D.h. auch, dass dem Antrag auf Baugenehmigung im Sinne der Nutzungsänderung stattgegeben wurde, auch wenn es hier zu Nebenbestimmungen zu diesem Verwaltungsakt kam, im Sinne der genannten Auflagen.

Das ist aber eine andere Kostenlast und in der Tat muss man sagen, dass der Verkäufer weder etwas von der Nutzungsänderung an sich hat noch angehalten ist, für die Erfüllung der Nebenbestimmungen zu sorgen, was allein dem Käufer zugute kommt.

Vor diesem Hintergrund lässt sich das durchaus sachgerecht differenzieren und so auslegen, dass einerseits zwischen dem Baugenehmigungsverfahren hinsichtlich der Nutzungsänderung und den damit verbundenen Kosten zu unterscheiden ist, was andererseits die Auflagen der Baugenehmigung und deren Kosten betreffen.

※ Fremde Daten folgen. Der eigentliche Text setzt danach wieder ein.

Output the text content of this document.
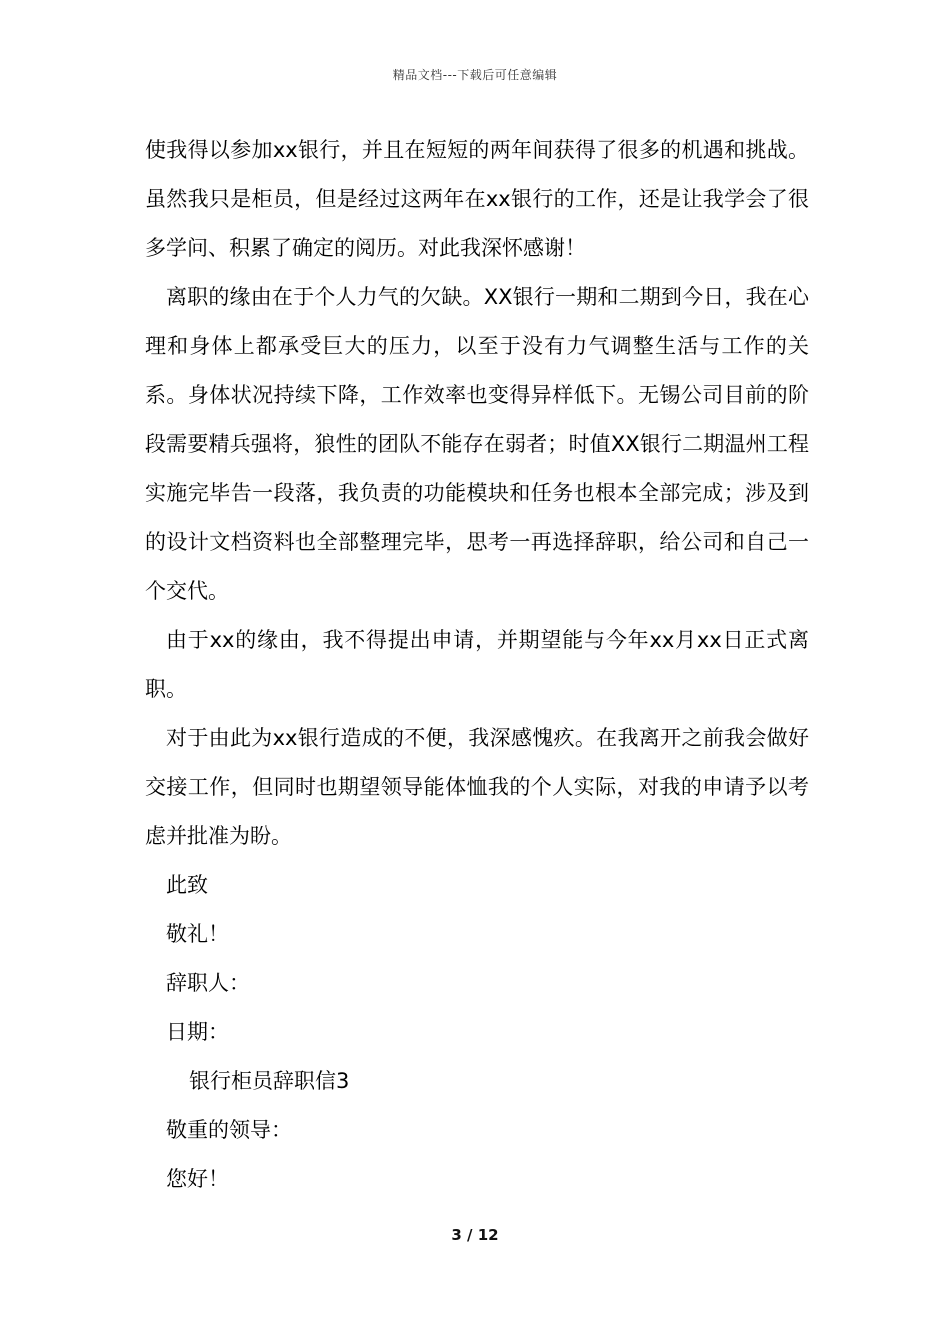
精品文档---下载后可任意编辑

使我得以参加xx银行，并且在短短的两年间获得了很多的机遇和挑战。虽然我只是柜员，但是经过这两年在xx银行的工作，还是让我学会了很多学问、积累了确定的阅历。对此我深怀感谢！

离职的缘由在于个人力气的欠缺。XX银行一期和二期到今日，我在心理和身体上都承受巨大的压力，以至于没有力气调整生活与工作的关系。身体状况持续下降，工作效率也变得异样低下。无锡公司目前的阶段需要精兵强将，狼性的团队不能存在弱者；时值XX银行二期温州工程实施完毕告一段落，我负责的功能模块和任务也根本全部完成；涉及到的设计文档资料也全部整理完毕，思考一再选择辞职，给公司和自己一个交代。

由于xx的缘由，我不得提出申请，并期望能与今年xx月xx日正式离职。

对于由此为xx银行造成的不便，我深感愧疚。在我离开之前我会做好交接工作，但同时也期望领导能体恤我的个人实际，对我的申请予以考虑并批准为盼。

此致

敬礼！

辞职人：

日期：

银行柜员辞职信3

敬重的领导：

您好！

3 / 12
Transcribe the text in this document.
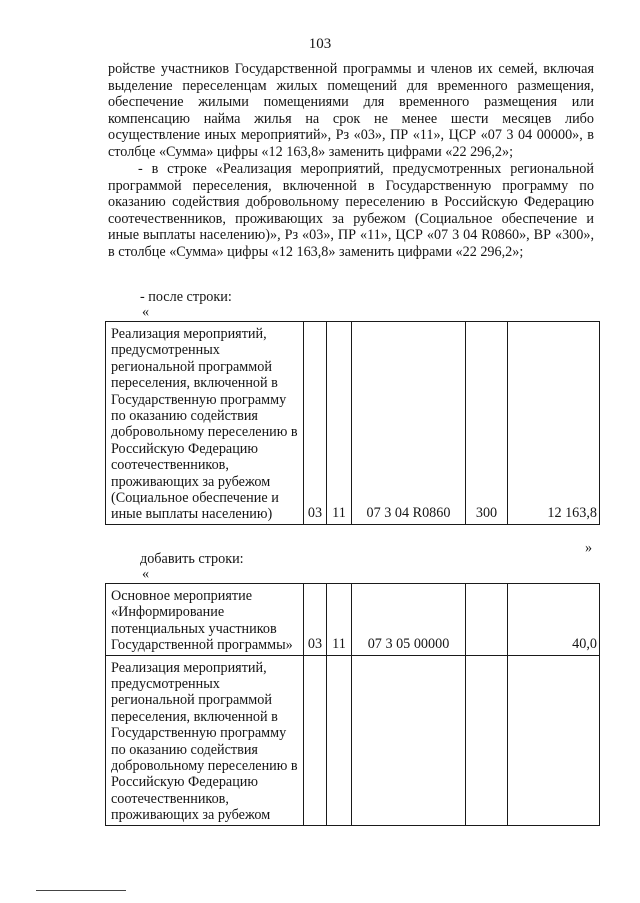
103

ройстве участников Государственной программы и членов их семей, включая выделение переселенцам жилых помещений для временного размещения, обеспечение жилыми помещениями для временного размещения или компенсацию найма жилья на срок не менее шести месяцев либо осуществление иных мероприятий», Рз «03», ПР «11», ЦСР «07 3 04 00000», в столбце «Сумма» цифры «12 163,8» заменить цифрами «22 296,2»;

- в строке «Реализация мероприятий, предусмотренных региональной программой переселения, включенной в Государственную программу по оказанию содействия добровольному переселению в Российскую Федерацию соотечественников, проживающих за рубежом (Социальное обеспечение и иные выплаты населению)», Рз «03», ПР «11», ЦСР «07 3 04 R0860», ВР «300», в столбце «Сумма» цифры «12 163,8» заменить цифрами «22 296,2»;

- после строки:
«
Реализация мероприятий, предусмотренных региональной программой переселения, включенной в Государственную программу по оказанию содействия добровольному переселению в Российскую Федерацию соотечественников, проживающих за рубежом (Социальное обеспечение и иные выплаты населению)	03	11	07 3 04 R0860	300	12 163,8
»
добавить строки:
«
Основное мероприятие «Информирование потенциальных участников Государственной программы»	03	11	07 3 05 00000		40,0
Реализация мероприятий, предусмотренных региональной программой переселения, включенной в Государственную программу по оказанию содействия добровольному переселению в Российскую Федерацию соотечественников, проживающих за рубежом					
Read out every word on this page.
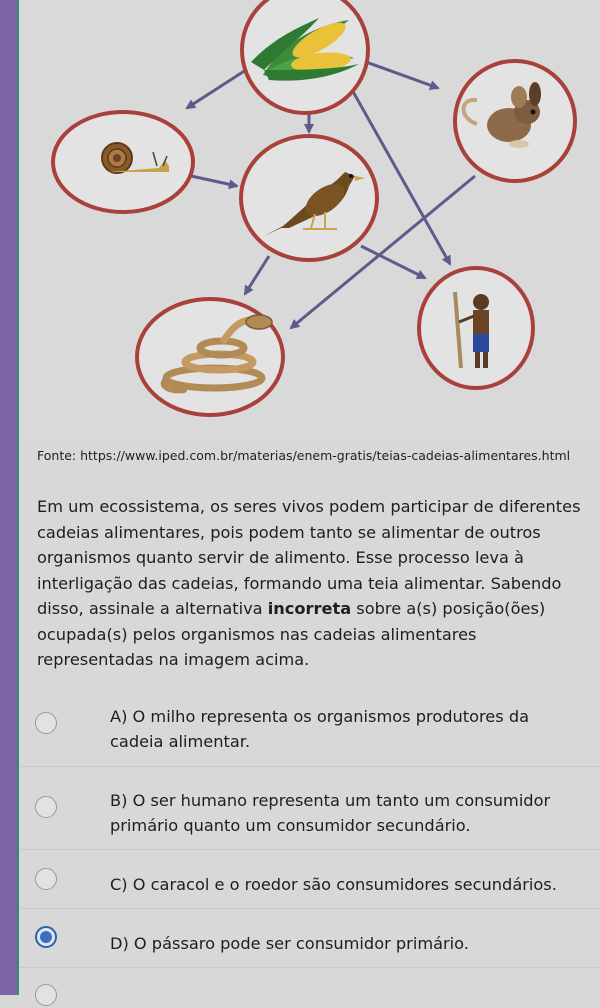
Fonte: https://www.iped.com.br/materias/enem-gratis/teias-cadeias-alimentares.html
Em um ecossistema, os seres vivos podem participar de diferentes cadeias alimentares, pois podem tanto se alimentar de outros organismos quanto servir de alimento. Esse processo leva à interligação das cadeias, formando uma teia alimentar. Sabendo disso, assinale a alternativa incorreta sobre a(s) posição(ões) ocupada(s) pelos organismos nas cadeias alimentares representadas na imagem acima.
A) O milho representa os organismos produtores da cadeia alimentar.
B) O ser humano representa um tanto um consumidor primário quanto um consumidor secundário.
C) O caracol e o roedor são consumidores secundários.
D) O pássaro pode ser consumidor primário.
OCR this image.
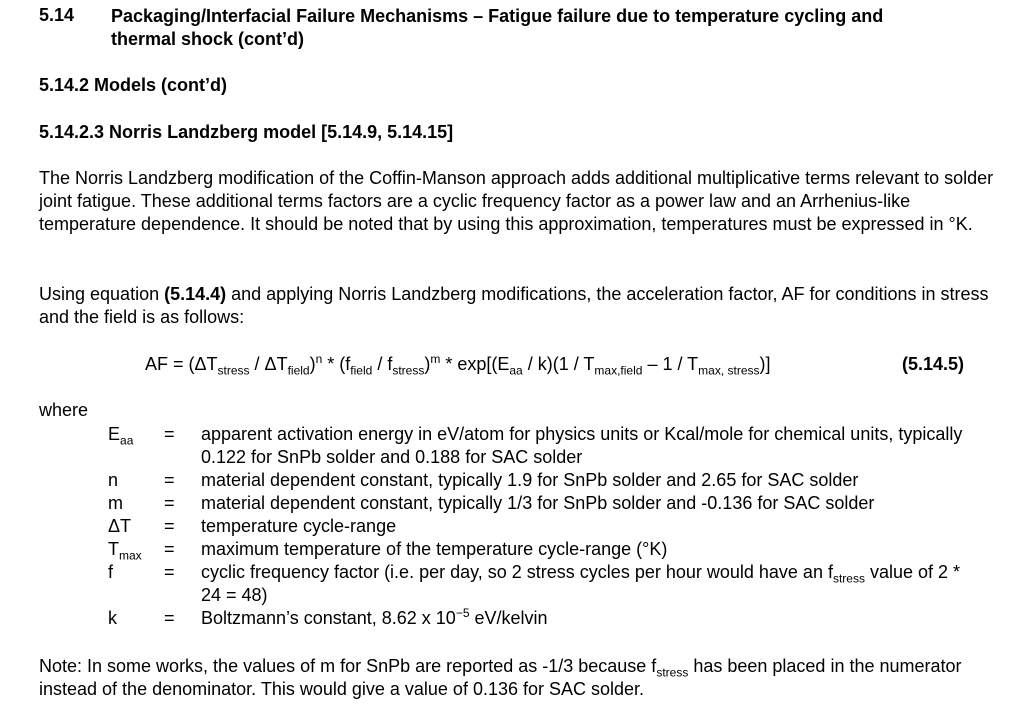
5.14 Packaging/Interfacial Failure Mechanisms – Fatigue failure due to temperature cycling and
thermal shock (cont’d)
5.14.2 Models (cont’d)
5.14.2.3 Norris Landzberg model [5.14.9, 5.14.15]
The Norris Landzberg modification of the Coffin-Manson approach adds additional multiplicative terms relevant to solder joint fatigue. These additional terms factors are a cyclic frequency factor as a power law and an Arrhenius-like temperature dependence. It should be noted that by using this approximation, temperatures must be expressed in °K.
Using equation (5.14.4) and applying Norris Landzberg modifications, the acceleration factor, AF for conditions in stress and the field is as follows:
AF = $(\Delta T_{stress} / \Delta T_{field})^n * (f_{field} / f_{stress})^m * \exp[(E_{aa} / k)(1 / T_{max,field} - 1 / T_{max, stress})]$	(5.14.5)
where
$E_{aa}$	=	apparent activation energy in eV/atom for physics units or Kcal/mole for chemical units, typically 0.122 for SnPb solder and 0.188 for SAC solder
n	=	material dependent constant, typically 1.9 for SnPb solder and 2.65 for SAC solder
m	=	material dependent constant, typically 1/3 for SnPb solder and -0.136 for SAC solder
ΔT	=	temperature cycle-range
$T_{max}$	=	maximum temperature of the temperature cycle-range (°K)
f	=	cyclic frequency factor (i.e. per day, so 2 stress cycles per hour would have an $f_{stress}$ value of 2 * 24 = 48)
k	=	Boltzmann’s constant, 8.62 x $10^{-5}$ eV/kelvin
Note: In some works, the values of m for SnPb are reported as -1/3 because $f_{stress}$ has been placed in the numerator instead of the denominator. This would give a value of 0.136 for SAC solder.
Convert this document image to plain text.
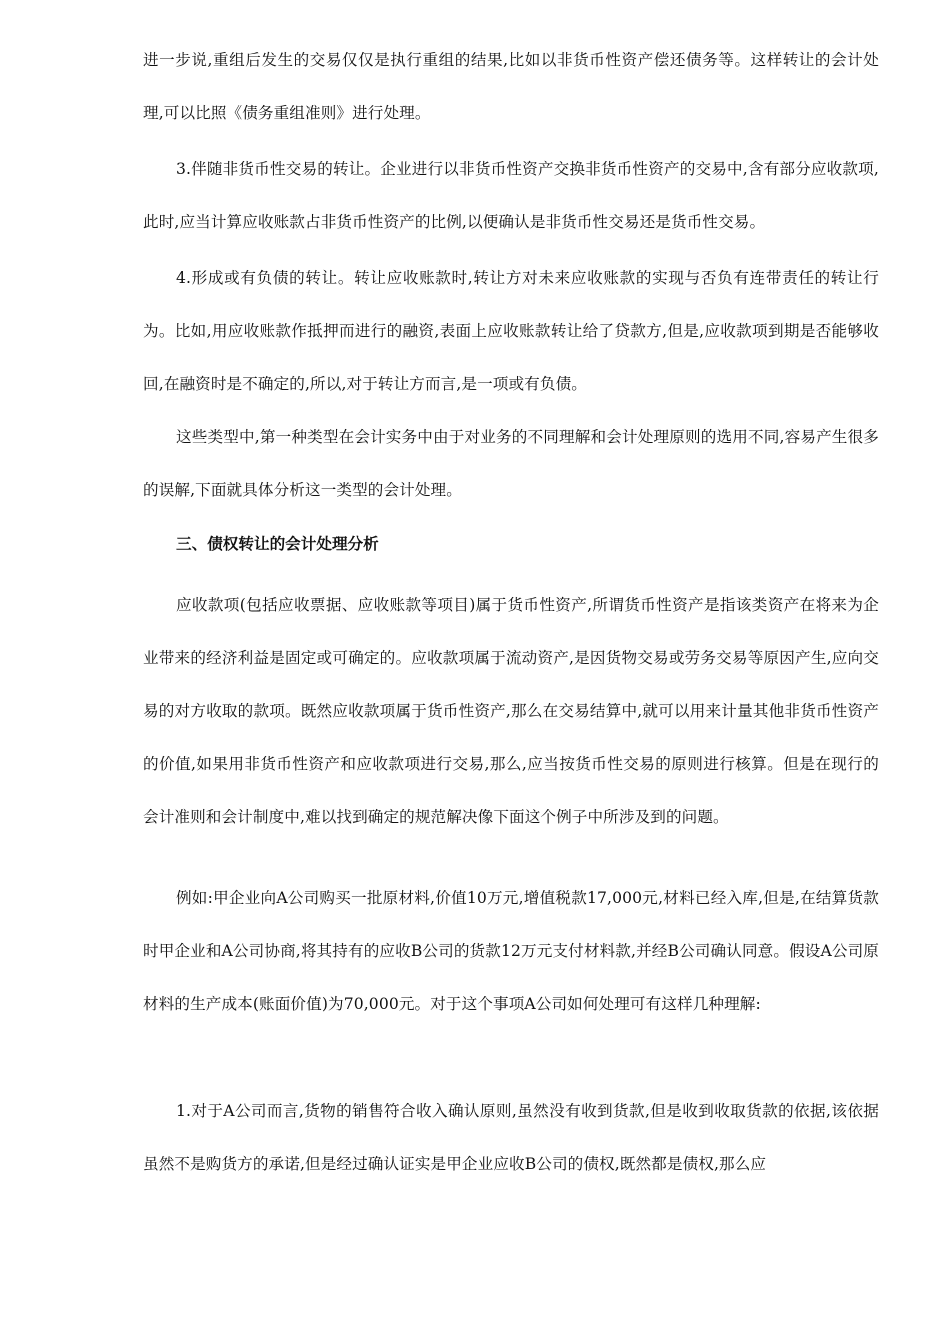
进一步说,重组后发生的交易仅仅是执行重组的结果,比如以非货币性资产偿还债务等。这样转让的会计处理,可以比照《债务重组准则》进行处理。

3.伴随非货币性交易的转让。企业进行以非货币性资产交换非货币性资产的交易中,含有部分应收款项,此时,应当计算应收账款占非货币性资产的比例,以便确认是非货币性交易还是货币性交易。

4.形成或有负债的转让。转让应收账款时,转让方对未来应收账款的实现与否负有连带责任的转让行为。比如,用应收账款作抵押而进行的融资,表面上应收账款转让给了贷款方,但是,应收款项到期是否能够收回,在融资时是不确定的,所以,对于转让方而言,是一项或有负债。

这些类型中,第一种类型在会计实务中由于对业务的不同理解和会计处理原则的选用不同,容易产生很多的误解,下面就具体分析这一类型的会计处理。

三、债权转让的会计处理分析

应收款项(包括应收票据、应收账款等项目)属于货币性资产,所谓货币性资产是指该类资产在将来为企业带来的经济利益是固定或可确定的。应收款项属于流动资产,是因货物交易或劳务交易等原因产生,应向交易的对方收取的款项。既然应收款项属于货币性资产,那么在交易结算中,就可以用来计量其他非货币性资产的价值,如果用非货币性资产和应收款项进行交易,那么,应当按货币性交易的原则进行核算。但是在现行的会计准则和会计制度中,难以找到确定的规范解决像下面这个例子中所涉及到的问题。

例如:甲企业向A公司购买一批原材料,价值10万元,增值税款17,000元,材料已经入库,但是,在结算货款时甲企业和A公司协商,将其持有的应收B公司的货款12万元支付材料款,并经B公司确认同意。假设A公司原材料的生产成本(账面价值)为70,000元。对于这个事项A公司如何处理可有这样几种理解:

1.对于A公司而言,货物的销售符合收入确认原则,虽然没有收到货款,但是收到收取货款的依据,该依据虽然不是购货方的承诺,但是经过确认证实是甲企业应收B公司的债权,既然都是债权,那么应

Ich hoffe, Ihre Frage verständlich beantwortet zu haben und bedanke mich für das entgegengebrachte Vertrauen. Bei Unklarheiten können Sie die kostenlose Nachfragefunktion benutzen.

Mit freundlichen Grüßen


Rechtsanwalt Daniel Hesterberg

Rückfrage vom Fragesteller 27.11.2020 | 14:02

Sehr geehrter Herr Hesterberg,
vielen Dank für Ihre schnelle Antwort. Leider gibt sich der Käufer mit dieser Antwort nicht zufrieden. Er fordert eine umgenutzte Einheit ohne das genau zu definieren. Könnte es sein, daß der Käufer die Baugenehmigung als eine bedingte Baugenehmigung ansieht und die Verkäufer noch alle Auflagen aus der Baugenehmigung erbringen müssen. Sollen wir es auf ein Gerichtsverfahren ankommen lassen? Wie sehen Sie hierbei die Chancen der Verkäufer?
Mit freundlichen Grüßen

Antwort auf die Rückfrage vom Anwalt 30.11.2020 | 09:47

Sehr geehrter Fragesteller,

Ihre Nachfrage möchte ich Ihnen gerne wie folgt beantworten:

Gut, aber die Ansicht des Käufers kann ich nicht nachvollziehen.
Denn nach Sinn und Zweck ist die Kaufvertragsklausel anders auszulegen.
In diesem Zusammenhang ist eine Kostenlast im Zuge des Antragsverfahrens für die Nutzungsänderung als Baugenehmigung für den Verkäufer vorgesehen und nicht mehr.

Sicherlich müsste man das anhand des kompletten Vertrages nochmals abschließend prüfen, auch in Kenntnis aller Einzelfallumstände, was hier so leider nicht vollends möglich ist.

Aber nach meiner Einschätzung haben Sie da gute Chancen.

Ich hoffe, Ihre Frage verständlich beantwortet zu haben und bedanke mich für das entgegengebrachte Vertrauen.